WASHINGTON, Dec. 15 - Hector V. Barreto, the head of the Small Business Administration, defended his agency's response to the Gulf Coast hurricanes on Thursday on Capitol Hill, saying the agency had responded "quicker to this event than any in our history."

But amid evidence of growing backlogs and high rates of rejection in the agency's disaster loan program to businesses and homeowners, Democrats attacked his performance.

Senator John Kerry of Massachusetts, the ranking Democrat on the Senate Committee on Small Business and Entrepreneurship, issued a scathing statement accusing Mr. Barreto of offering small businesses in the gulf region "only hurricane-force spin," rather than real assistance.

Government officials and business organizations have complained that the agency has approved only a small number of low-interest business loans - fewer than 3,000 as of Dec. 13, according to the agency's own data. Almost 7,000 business loan applications have been rejected, and more than 27,000 are pending.

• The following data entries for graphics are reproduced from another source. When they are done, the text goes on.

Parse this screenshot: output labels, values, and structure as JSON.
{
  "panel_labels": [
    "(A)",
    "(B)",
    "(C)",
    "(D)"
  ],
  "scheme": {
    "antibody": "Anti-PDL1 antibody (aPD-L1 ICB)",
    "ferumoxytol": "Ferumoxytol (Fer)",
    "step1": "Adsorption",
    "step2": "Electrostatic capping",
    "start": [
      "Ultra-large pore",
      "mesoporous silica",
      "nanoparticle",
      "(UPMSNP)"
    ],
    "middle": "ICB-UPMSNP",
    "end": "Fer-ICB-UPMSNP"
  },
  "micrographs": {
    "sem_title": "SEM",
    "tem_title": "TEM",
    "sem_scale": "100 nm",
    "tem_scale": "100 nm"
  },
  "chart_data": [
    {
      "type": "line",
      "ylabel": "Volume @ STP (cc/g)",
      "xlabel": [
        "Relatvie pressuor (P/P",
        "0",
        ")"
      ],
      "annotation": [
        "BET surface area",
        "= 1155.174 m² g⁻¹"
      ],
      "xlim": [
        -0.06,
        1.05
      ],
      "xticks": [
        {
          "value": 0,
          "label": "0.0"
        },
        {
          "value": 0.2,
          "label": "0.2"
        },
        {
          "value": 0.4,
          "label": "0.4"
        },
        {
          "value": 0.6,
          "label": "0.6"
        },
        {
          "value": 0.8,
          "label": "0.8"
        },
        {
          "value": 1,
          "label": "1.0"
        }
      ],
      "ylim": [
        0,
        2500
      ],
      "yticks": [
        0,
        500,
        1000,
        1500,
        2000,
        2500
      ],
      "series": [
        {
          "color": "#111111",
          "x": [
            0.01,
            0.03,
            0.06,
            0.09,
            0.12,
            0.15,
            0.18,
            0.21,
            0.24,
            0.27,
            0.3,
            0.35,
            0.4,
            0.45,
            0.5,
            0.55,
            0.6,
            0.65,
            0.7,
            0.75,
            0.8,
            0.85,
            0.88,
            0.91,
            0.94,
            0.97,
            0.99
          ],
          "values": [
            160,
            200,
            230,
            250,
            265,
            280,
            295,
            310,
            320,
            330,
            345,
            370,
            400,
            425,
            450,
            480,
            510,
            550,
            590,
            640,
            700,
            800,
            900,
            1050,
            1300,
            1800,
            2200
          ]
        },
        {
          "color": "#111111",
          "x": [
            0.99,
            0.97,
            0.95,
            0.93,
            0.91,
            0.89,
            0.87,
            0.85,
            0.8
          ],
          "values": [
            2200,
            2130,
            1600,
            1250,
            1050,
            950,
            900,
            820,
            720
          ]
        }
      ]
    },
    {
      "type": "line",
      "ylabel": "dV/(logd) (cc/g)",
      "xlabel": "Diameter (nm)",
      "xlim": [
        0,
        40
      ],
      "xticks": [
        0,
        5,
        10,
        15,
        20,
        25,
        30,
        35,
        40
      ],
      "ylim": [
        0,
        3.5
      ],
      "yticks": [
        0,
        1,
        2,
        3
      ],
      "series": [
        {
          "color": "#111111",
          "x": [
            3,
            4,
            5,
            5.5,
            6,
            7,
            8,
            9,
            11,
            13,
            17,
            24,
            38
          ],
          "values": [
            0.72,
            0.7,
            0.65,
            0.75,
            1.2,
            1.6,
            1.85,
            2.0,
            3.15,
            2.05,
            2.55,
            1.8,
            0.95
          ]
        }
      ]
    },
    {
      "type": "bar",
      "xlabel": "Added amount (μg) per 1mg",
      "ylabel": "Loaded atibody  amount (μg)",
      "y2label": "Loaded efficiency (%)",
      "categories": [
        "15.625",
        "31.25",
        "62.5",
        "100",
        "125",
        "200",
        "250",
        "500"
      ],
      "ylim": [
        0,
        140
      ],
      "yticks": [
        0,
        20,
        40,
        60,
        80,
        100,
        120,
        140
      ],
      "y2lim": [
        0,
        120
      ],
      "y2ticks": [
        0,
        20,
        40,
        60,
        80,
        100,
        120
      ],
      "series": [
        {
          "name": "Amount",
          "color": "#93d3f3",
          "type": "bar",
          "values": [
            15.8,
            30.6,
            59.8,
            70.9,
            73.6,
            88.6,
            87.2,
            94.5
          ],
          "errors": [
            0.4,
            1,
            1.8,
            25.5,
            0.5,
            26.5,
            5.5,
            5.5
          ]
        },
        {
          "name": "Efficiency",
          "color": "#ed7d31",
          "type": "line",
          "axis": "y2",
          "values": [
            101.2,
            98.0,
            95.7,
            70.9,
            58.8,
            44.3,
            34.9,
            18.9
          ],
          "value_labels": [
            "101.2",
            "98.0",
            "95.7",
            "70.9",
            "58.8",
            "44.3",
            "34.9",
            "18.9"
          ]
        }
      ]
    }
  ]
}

The backlog is far larger for homeowners who have applied for loans. The New York Times reported on Thursday that more than 175,000 applications - almost two-thirds of those the agency had received - had not yet been processed. More than 81 percent of the applications that have been processed were rejected.

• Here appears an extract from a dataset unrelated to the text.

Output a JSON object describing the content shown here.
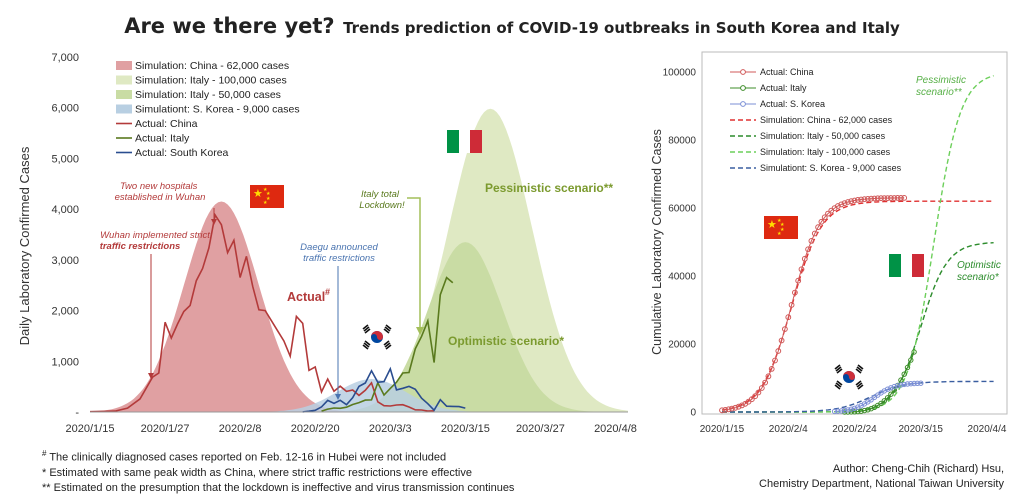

To support his argument that the agency had moved quickly to respond to the hurricanes, Mr. Barreto said at a news conference that his agency had approved $1 billion in loans just as fast as it had in 1994, when the Northridge earthquake struck Southern California. But some critics of the agency contend that computer processing has improved significantly in the last decade, adding that the agency was slow back then, too.

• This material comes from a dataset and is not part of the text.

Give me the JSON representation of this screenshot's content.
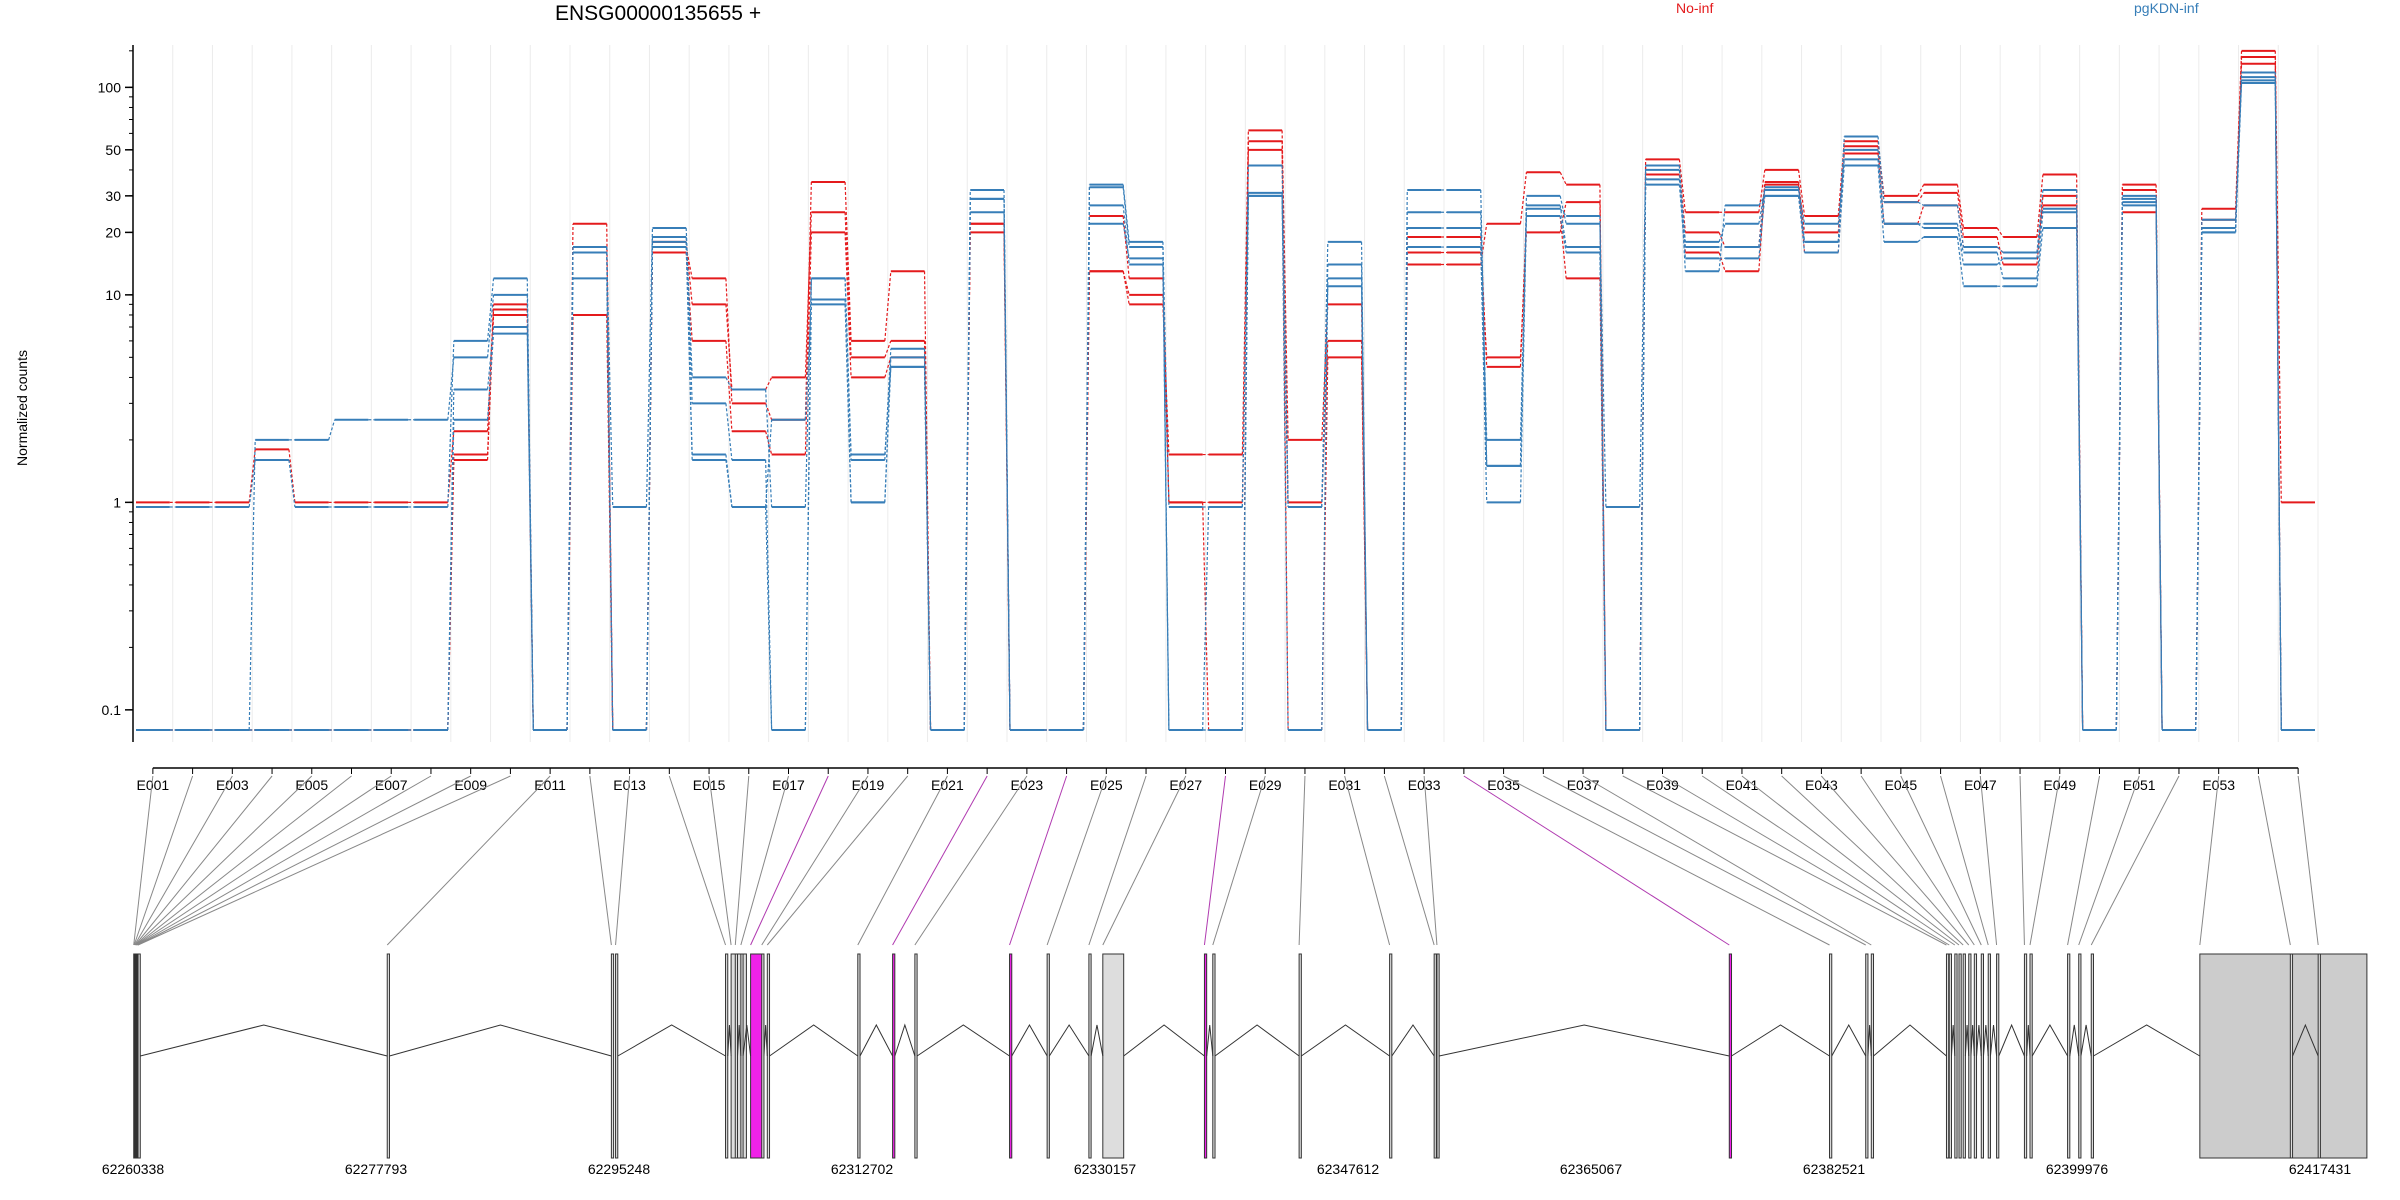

As he has in the past, Mr. Barreto attributed the agency's high rejection rate to the high poverty levels in the areas struck by the hurricanes. "We're being as lenient as possible within the limits of our authority," he said of the loan programs.

Mr. Barreto said 80 percent of loan applications were from people who did not want to borrow money, but who had to be rejected by his agency before they could seek additional grants from the Federal Emergency Management Agency. FEMA referred more than two million families to Mr. Barreto's agency based on the incomes they reported when they registered for federal assistance.

Mr. Barreto made his comments at a news conference called by the chairman of the House Small Business Committee, Representative Donald Manzullo, Republican of Illinois. Critics of the Small Business Administration were actually dissatisfied, Mr. Manzullo said, because it offered loans, which must be repaid, rather than grants.

As for the speed of the loan process, Mr. Manzullo pointed to the agency's experience in New York after the Sept. 11 terrorist attacks, when businesses complained of a slow pace in lending "despite the fact that S.B.A. workers went out of their way to provide assistance."

But twice as many of those businesses defaulted on their loans as in previous disasters, Mr. Manzullo said, so if loans are made quickly "and you try to satisfy complainers, you have a huge default rate."

Representative Nydia M. Velázquez of New York, the ranking Democrat on the House committee, repeated her call for Mr. Barreto to resign. "This administration has failed small businesses across the country and particularly at a moment of crisis," she said at a separate news conference.

Ms. Velázquez criticized what she said was the agency's decision to change its computer system just before the hurricane season began, and also its promotion of a loan program offered through banks.

The United States Hispanic Chamber of Commerce issued a statement on Thursday defending Mr. Barreto, saying that "politically motivated attacks leveraged against Administrator Barreto undermine the hard work of a dedicated public servant."